Lukas Enembe Ditangkap

Menarik, pada awal Januari Gubernur Papua yang begitu digdaya akhirnya ditangkap juga oleh KPK. Pergerakan pendukungnya membuat KPK serba susah. Antisipasi perusakan aset negara dan juga bisa jadi kerusuhan yang meliar, pelan-pelan akhirnya kena juga.

Publik  tentu ingat, bagaimana licinnya Setya Novanto. Berbagai-bagai kasus korupsi, selalu saja mental, bahkan bisa bertengger menjadi Ketua DPR RI.   Jabatan yang diemban sebanyak dua kali pula. Ini luar biasa.

Mengapa sih, kasus korupsi begitu susahnya mengungkap, dan menangkap, kemudian memvonis dengan hukuman sangat berat?

Pertama, mereka tentu tidak bekerja sendirian. Aliran uangnya ke mana-mana, paling tidak memperkuat jaringan, jika kudu berurusan dengan penegakkan hukum.
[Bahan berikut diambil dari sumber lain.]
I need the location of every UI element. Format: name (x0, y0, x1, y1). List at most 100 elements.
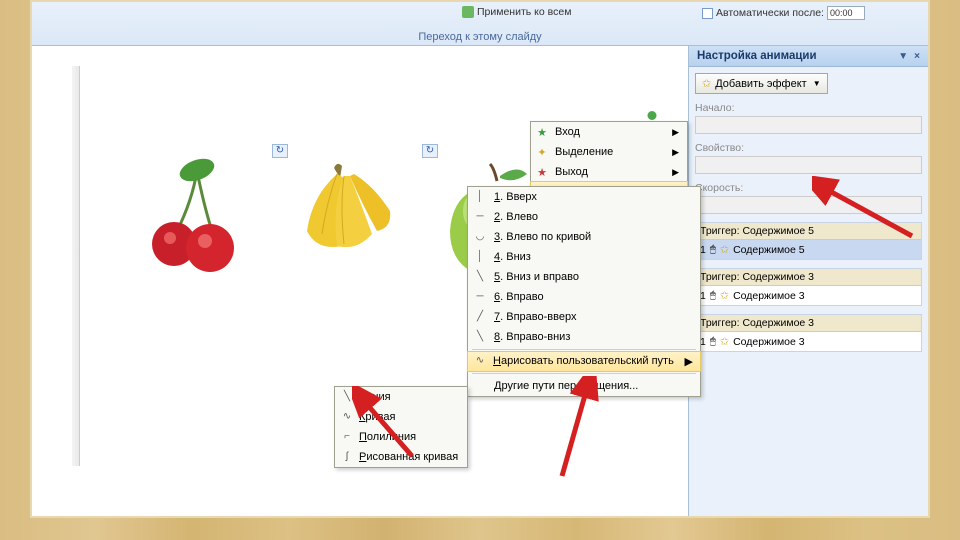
custom-path-item[interactable]: ʃ Рисованная кривая (335, 447, 467, 467)
item-label: Содержимое 5 (733, 244, 805, 256)
item-label: Содержимое 3 (733, 290, 805, 302)
vertical-ruler (72, 66, 80, 466)
custom-path-label: Полилиния (359, 431, 416, 443)
property-dropdown[interactable] (695, 156, 922, 174)
separator (472, 349, 696, 350)
path-icon: ─ (473, 211, 487, 222)
mouse-icon: 🖱 (710, 290, 716, 301)
app-window: Применить ко всем Автоматически после: 0… (30, 0, 930, 518)
path-label: 1. Вверх (494, 191, 537, 203)
path-icon: ╱ (473, 311, 487, 322)
shape-icon: ∿ (340, 411, 354, 422)
trigger-header: Триггер: Содержимое 3 (696, 269, 921, 286)
custom-path-item[interactable]: ╲Линия (335, 387, 467, 407)
main-area: Настройка анимации ▼ × ✩ Добавить эффект… (32, 46, 928, 516)
motion-path-item[interactable]: ◡ 3. Влево по кривой (468, 227, 700, 247)
start-dropdown[interactable] (695, 116, 922, 134)
auto-after-label: Автоматически после: (716, 7, 824, 19)
path-label: 3. Влево по кривой (494, 231, 591, 243)
trigger-header: Триггер: Содержимое 3 (696, 315, 921, 332)
category-icon: ★ (535, 166, 549, 179)
trigger-item[interactable]: 1🖱✩Содержимое 3 (696, 286, 921, 305)
start-label: Начало: (695, 102, 735, 114)
mouse-icon: 🖱 (710, 244, 716, 255)
speed-row: Скорость: (695, 182, 922, 214)
close-icon[interactable]: × (914, 51, 920, 62)
effect-category-item[interactable]: ★Вход▶ (531, 122, 687, 142)
chevron-right-icon: ▶ (672, 167, 679, 178)
draw-custom-path-item[interactable]: ∿ Нарисовать пользовательский путь ▶ (467, 351, 701, 372)
effect-category-item[interactable]: ✦Выделение▶ (531, 142, 687, 162)
background: Применить ко всем Автоматически после: 0… (0, 0, 960, 540)
trigger-item[interactable]: 1🖱✩Содержимое 3 (696, 332, 921, 351)
trigger-group: Триггер: Содержимое 31🖱✩Содержимое 3 (695, 268, 922, 306)
motion-path-item[interactable]: │ 1. Вверх (468, 187, 700, 207)
animation-task-pane: Настройка анимации ▼ × ✩ Добавить эффект… (688, 46, 928, 516)
start-row: Начало: (695, 102, 922, 134)
path-label: 7. Вправо-вверх (494, 311, 576, 323)
custom-path-label: Нарисовать пользовательский путь (493, 355, 674, 368)
motion-path-item[interactable]: ─ 2. Влево (468, 207, 700, 227)
trigger-group: Триггер: Содержимое 31🖱✩Содержимое 3 (695, 314, 922, 352)
other-paths-label: Другие пути перемещения... (494, 380, 638, 392)
custom-path-item[interactable]: ∿ Кривая (335, 407, 467, 427)
chevron-right-icon: ▶ (685, 355, 693, 368)
task-pane-header: Настройка анимации ▼ × (689, 46, 928, 67)
ribbon-section-label: Переход к этому слайду (418, 31, 541, 43)
add-effect-label: Добавить эффект (715, 78, 806, 90)
apply-icon (462, 6, 474, 18)
auto-after-option[interactable]: Автоматически после: 00:00 (702, 6, 865, 20)
speed-dropdown[interactable] (695, 196, 922, 214)
custom-path-label: Рисованная кривая (359, 451, 458, 463)
path-label: 6. Вправо (494, 291, 544, 303)
custom-path-icon: ∿ (473, 355, 487, 366)
path-label: 8. Вправо-вниз (494, 331, 570, 343)
task-pane-body: ✩ Добавить эффект ▼ Начало: Свойство: Ск… (689, 67, 928, 358)
path-label: 2. Влево (494, 211, 538, 223)
apply-label: Применить ко всем (477, 6, 571, 18)
ribbon: Применить ко всем Автоматически после: 0… (32, 2, 928, 46)
path-icon: │ (473, 251, 487, 262)
trigger-group: Триггер: Содержимое 51🖱✩Содержимое 5 (695, 222, 922, 260)
item-label: Содержимое 3 (733, 336, 805, 348)
category-label: Выделение (555, 146, 613, 158)
motion-path-item[interactable]: ╱ 7. Вправо-вверх (468, 307, 700, 327)
separator (472, 373, 696, 374)
star-icon: ✩ (720, 289, 729, 302)
star-icon: ✩ (702, 77, 711, 90)
shape-icon: ʃ (340, 451, 354, 462)
custom-path-item[interactable]: ⌐ Полилиния (335, 427, 467, 447)
mouse-icon: 🖱 (710, 336, 716, 347)
category-icon: ★ (535, 126, 549, 139)
motion-path-item[interactable]: ╲8. Вправо-вниз (468, 327, 700, 347)
cherry-image[interactable] (142, 156, 252, 276)
auto-time-input[interactable]: 00:00 (827, 6, 865, 20)
category-icon: ✦ (535, 146, 549, 159)
other-paths-item[interactable]: Другие пути перемещения... (468, 376, 700, 396)
path-icon: │ (473, 191, 487, 202)
path-icon: ╲ (473, 271, 487, 282)
motion-path-menu: │ 1. Вверх ─ 2. Влево ◡ 3. Влево по кривой │4.… (467, 186, 701, 397)
chevron-right-icon: ▶ (672, 127, 679, 138)
motion-path-item[interactable]: │4. Вниз (468, 247, 700, 267)
custom-path-label: Кривая (359, 411, 395, 423)
star-icon: ✩ (720, 243, 729, 256)
shape-icon: ⌐ (340, 431, 354, 442)
category-label: Выход (555, 166, 588, 178)
path-label: 5. Вниз и вправо (494, 271, 579, 283)
speed-label: Скорость: (695, 182, 743, 194)
banana-image[interactable] (282, 156, 412, 266)
apply-to-all-option[interactable]: Применить ко всем (462, 6, 571, 18)
motion-path-item[interactable]: ╲ 5. Вниз и вправо (468, 267, 700, 287)
effect-category-item[interactable]: ★ Выход ▶ (531, 162, 687, 182)
trigger-item[interactable]: 1🖱✩Содержимое 5 (696, 240, 921, 259)
add-effect-button[interactable]: ✩ Добавить эффект ▼ (695, 73, 828, 94)
checkbox-icon[interactable] (702, 8, 713, 19)
custom-path-menu: ╲Линия ∿ Кривая ⌐ Полилиния ʃ Рисованная крива… (334, 386, 468, 468)
dropdown-arrow-icon[interactable]: ▼ (898, 51, 908, 62)
path-icon: ◡ (473, 231, 487, 242)
star-icon: ✩ (720, 335, 729, 348)
path-icon: ─ (473, 291, 487, 302)
motion-path-item[interactable]: ─ 6. Вправо (468, 287, 700, 307)
rotate-handle[interactable] (648, 111, 657, 120)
Lihat saja bagaimana hakim agung, orang KPK, polisi, atau jaksa banyak yang terkena kasus hukum, utamanya kasus maling ini. penyuapan.

Apa yang tersaji, itu pasti menjadi fenomena gunung es, di mana lebih banyak, jauh lebih banyak yang tidak terungkap apalagi tertangkap. Apalagi jika bicara sampai vonis yang membuat jera.

Kedua, hukuman untuk maling jenis ini sangat minim. Lihat saja, susah-susah KPK menangkap, nanti ujung-ujungnya juga divonis empat tahun, dipotong remisi, bahka banding diberi potongan banyak-banyak.

Susah, pesimis mendengar dan membaca penangkapan, toh nantinya vonisnya juga sangat ringan. Memperbaiki peradilan itu sangat mendesak. Jangan sampai capek-capek menyelidiki, menyidik, dan menangkap, eh hukumannya sangat ringan.

Ketiga, pemiskinan tidak terjadi. ingat, penolakan anggota dewan terhadap inisiatif pemerintah untuk menyita aset maling jenis ini.  Susah, ketika uang mereka masih banyak, bisa menyewa pengacara handal, uang suap meleber ke mana-mana, dan akhirnya hukum hanya sandiwara.

Keempat, teriakan hukuman mati bagi maling jenis ini, tidak ada gaungnya. Mengapa? Ya karena para pembuatan UU itu ketakutan sendiri, di mana mosok mereka mau menyiapkan tiang gantungan untuk leher mereka.

Mereka ini paham, bahwa dunia yang mereka geluti itu bergelimang dengan uang malingan. Jika mereka benar-benar bersih dan mencintai negeri ini tentu tidak akan takut.

Kelima, penghormatan masyarakat atas kekayaan. Tidak peduli hasil maling, kekayaan dari usaha jelek sekalipun, mereka tetap menghormati. Lihat, massa Lukas Enembe dan juga maling lainnya yang membela masih   begitu banyak.

Keenam, konsep maling, korupsi, belum sepenuhnya menjadi musuh bersama. Ketika sudah menjadi lawan masyarakat, harapan korupsi minim bisa terwujud.

Ketujuh, pencucian uang sering juga masuk ke lembaga-lembaga agama. Jadi, lembaga keagamaan ini jarang bersuara lantang memberikan kutukan pada maling jenis ini. Padahal dengan maling jemuran atau ayam, mereka galaknya minta ampun.

Kedelapan. Pendidikan, pendidikan  masih kental dengan aroma maling jenis ini. Suap, menyontek, naik jabatan dengan kolusi dan kesamaan kawan atau parpol demikian kencang. Mau berteriak maling dari mana jika demikian?

Kesembilan, kreatifitas pada ranah yang buruk. Lihat, Ganjar Pranowo Gubernur Jawa Tengah menemukan pungutan uang sekolah di Sekolah Dasar Negeri dengan istilah keagamaan. Menggunakan terminologi sodaqoh, bukan iuran atau membayar, dan dianggap benar. Padahal salah.

Sepanjang poin di atas belum dibenahi dengan baik, jangan harap maling jenis ini akan berkurang. Apalagi pemimpinnya menggunakan cara-cara maling pula.